Investigating Image Manifolds of 3D Objects: Learning, Shape Analysis, and Comparisons
Benjamin Beaudett, Shenyuan Liang, Anuj Srivastava
TL;DR
This work addresses how image manifolds generated by varying pose and illumination of 3D objects are structured in high-dimensional image spaces. It introduces a geometry-preserving framework using Multidimensional Scaling to embed pose and illumination manifolds into low-dimensional latent spaces, and employs Kendall's shape analysis to compare manifold shapes while factoring out rigid transformations and scaling.

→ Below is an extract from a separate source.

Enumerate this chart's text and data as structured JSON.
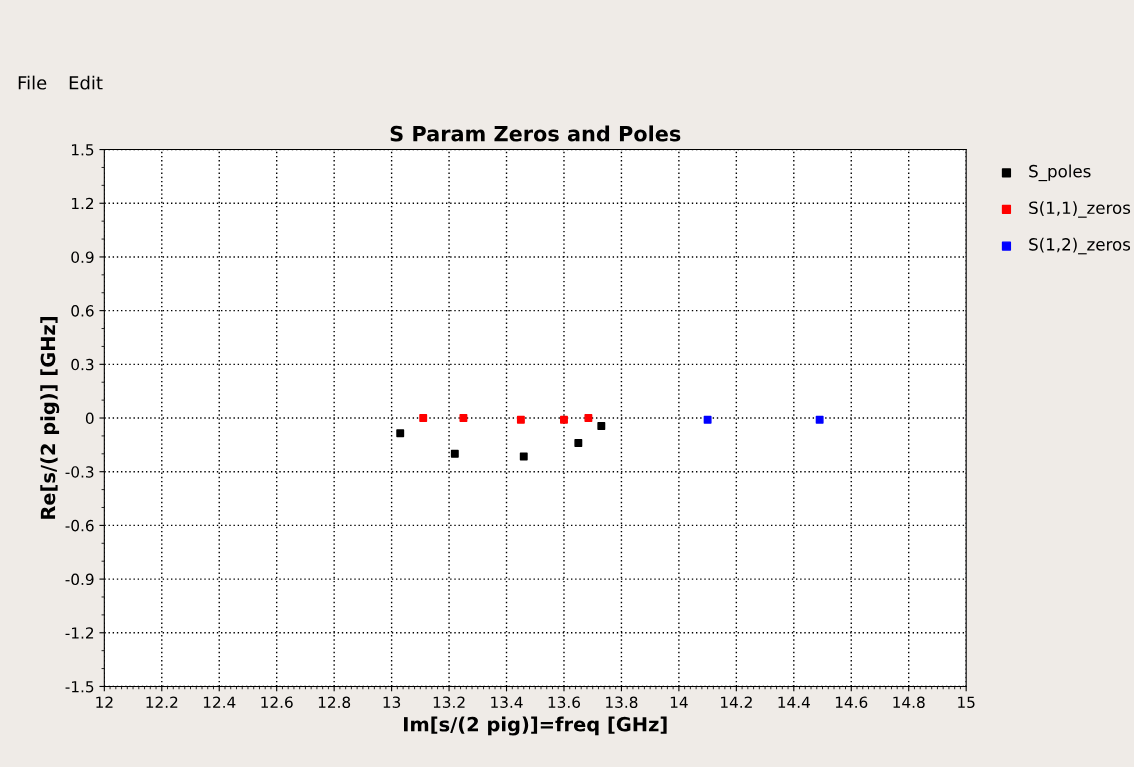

The key contributions include demonstrating the nonlinearity of pose manifolds, establishing a shape-distance metric for cross-object comparison, and revealing that objects of the same class tend to cluster in latent-shape space; the approach is validated through simulation and extensive experiments across SO(2), $\mathbb{T}^2$, $SO(3)$, and illumination manifolds. The findings offer insights for geometry-driven learning, manifold deformation, and potential applications in clustering, transfer learning, and invertible latent-space modeling with methods like GP-StyleGAN2.
Abstract
Despite high-dimensionality of images, the sets of images of 3D objects have long been hypothesized to form low-dimensional manifolds. What is the nature of such manifolds? How do they differ across objects and object classes? Answering these questions can provide key insights in explaining and advancing success of machine learning algorithms in computer vision. This paper investigates dual tasks -- learning and analyzing shapes of image manifolds -- by revisiting a classical problem of manifold learning but from a novel geometrical perspective. It uses geometry-preserving transformations to map the pose image manifolds, sets of images formed by rotating 3D objects, to low-dimensional latent spaces. The pose manifolds of different objects in latent spaces are found to be nonlinear, smooth manifolds. The paper then compares shapes of these manifolds for different objects using Kendall's shape analysis, modulo rigid motions and global scaling, and clusters objects according to these shape metrics. Interestingly, pose manifolds for objects from the same classes are frequently clustered together. The geometries of image manifolds can be exploited to simplify vision and image processing tasks, to predict performances, and to provide insights into learning methods.